While no one of these facts we have recited was of itself sufficient to prove agency, taken in their aggregate, they were adequate to raise a question for the jury in determining whether the mortgage was paid. As *Page 149 the Chief Justice said in the Conrad case (333 Pa. 561 566, 567,3 A.2d 697):
"No fixed rule of substantive law or evidence can be laid down as to the scope, quality or quantity of the additional circumstances necessary to support the presumption of payment arising from a delay of less than twenty years. Each case depends upon its individual circumstances.
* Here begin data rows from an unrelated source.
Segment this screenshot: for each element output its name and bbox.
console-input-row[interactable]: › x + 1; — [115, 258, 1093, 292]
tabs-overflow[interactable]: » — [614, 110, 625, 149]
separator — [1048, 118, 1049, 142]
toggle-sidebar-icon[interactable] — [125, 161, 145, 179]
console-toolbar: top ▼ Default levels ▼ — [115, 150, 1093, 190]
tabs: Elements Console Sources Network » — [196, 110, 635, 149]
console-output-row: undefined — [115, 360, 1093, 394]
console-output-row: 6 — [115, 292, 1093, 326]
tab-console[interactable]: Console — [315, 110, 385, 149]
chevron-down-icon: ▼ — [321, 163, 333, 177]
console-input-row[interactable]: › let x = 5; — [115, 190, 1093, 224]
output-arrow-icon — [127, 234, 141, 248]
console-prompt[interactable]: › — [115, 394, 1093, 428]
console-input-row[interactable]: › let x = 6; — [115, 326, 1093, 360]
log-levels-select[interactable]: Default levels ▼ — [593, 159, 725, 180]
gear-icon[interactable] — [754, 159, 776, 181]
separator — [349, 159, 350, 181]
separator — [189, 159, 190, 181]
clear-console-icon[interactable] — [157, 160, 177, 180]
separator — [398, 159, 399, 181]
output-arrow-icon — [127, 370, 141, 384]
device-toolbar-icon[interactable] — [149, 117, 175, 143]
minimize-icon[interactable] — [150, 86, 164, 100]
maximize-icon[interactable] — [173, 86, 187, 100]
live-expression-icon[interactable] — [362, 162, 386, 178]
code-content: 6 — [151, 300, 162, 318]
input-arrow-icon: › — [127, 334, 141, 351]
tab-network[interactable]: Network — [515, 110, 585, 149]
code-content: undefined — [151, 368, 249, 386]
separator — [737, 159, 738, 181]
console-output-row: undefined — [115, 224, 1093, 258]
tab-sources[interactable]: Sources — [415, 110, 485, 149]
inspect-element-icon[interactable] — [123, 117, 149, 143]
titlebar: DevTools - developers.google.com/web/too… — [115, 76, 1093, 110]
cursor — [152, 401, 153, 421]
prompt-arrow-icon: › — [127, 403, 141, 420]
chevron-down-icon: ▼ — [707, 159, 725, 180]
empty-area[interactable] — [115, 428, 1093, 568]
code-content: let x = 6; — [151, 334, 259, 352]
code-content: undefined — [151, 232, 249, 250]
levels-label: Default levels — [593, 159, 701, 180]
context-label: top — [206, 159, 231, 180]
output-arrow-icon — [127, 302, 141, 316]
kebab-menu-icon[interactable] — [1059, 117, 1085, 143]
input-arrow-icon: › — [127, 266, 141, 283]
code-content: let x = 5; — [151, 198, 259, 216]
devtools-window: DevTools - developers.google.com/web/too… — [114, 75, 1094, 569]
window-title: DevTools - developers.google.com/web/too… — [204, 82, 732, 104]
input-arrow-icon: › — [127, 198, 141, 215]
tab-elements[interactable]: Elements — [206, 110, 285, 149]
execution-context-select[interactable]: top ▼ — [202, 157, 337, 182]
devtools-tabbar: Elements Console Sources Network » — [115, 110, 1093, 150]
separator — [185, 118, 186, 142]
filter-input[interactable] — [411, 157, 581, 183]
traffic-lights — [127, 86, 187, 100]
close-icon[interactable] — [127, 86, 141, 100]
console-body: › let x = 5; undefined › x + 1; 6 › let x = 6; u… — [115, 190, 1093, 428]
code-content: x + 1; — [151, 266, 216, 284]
Such proof as the debtor's ability to pay during that period, or, a statement of the creditor or obligee that the debt was paid, or it was regarded as not owing, or he had destroyed the note, have been held sufficient in conjunction with the lapse of a long period of years before bringing suit.
". . . . . . As we have heretofore stated, the corroborative circumstances take on greater significance with the passage of time after the maturity of the obligation, and in a case like the present one, involving a stale claim against an estate, slight additional evidence is required."
We are all of the opinion that the issues raised at the trial were for the jury's determination.
The judgment of the learned court below is reversed, and judgment is directed to be entered on the verdict.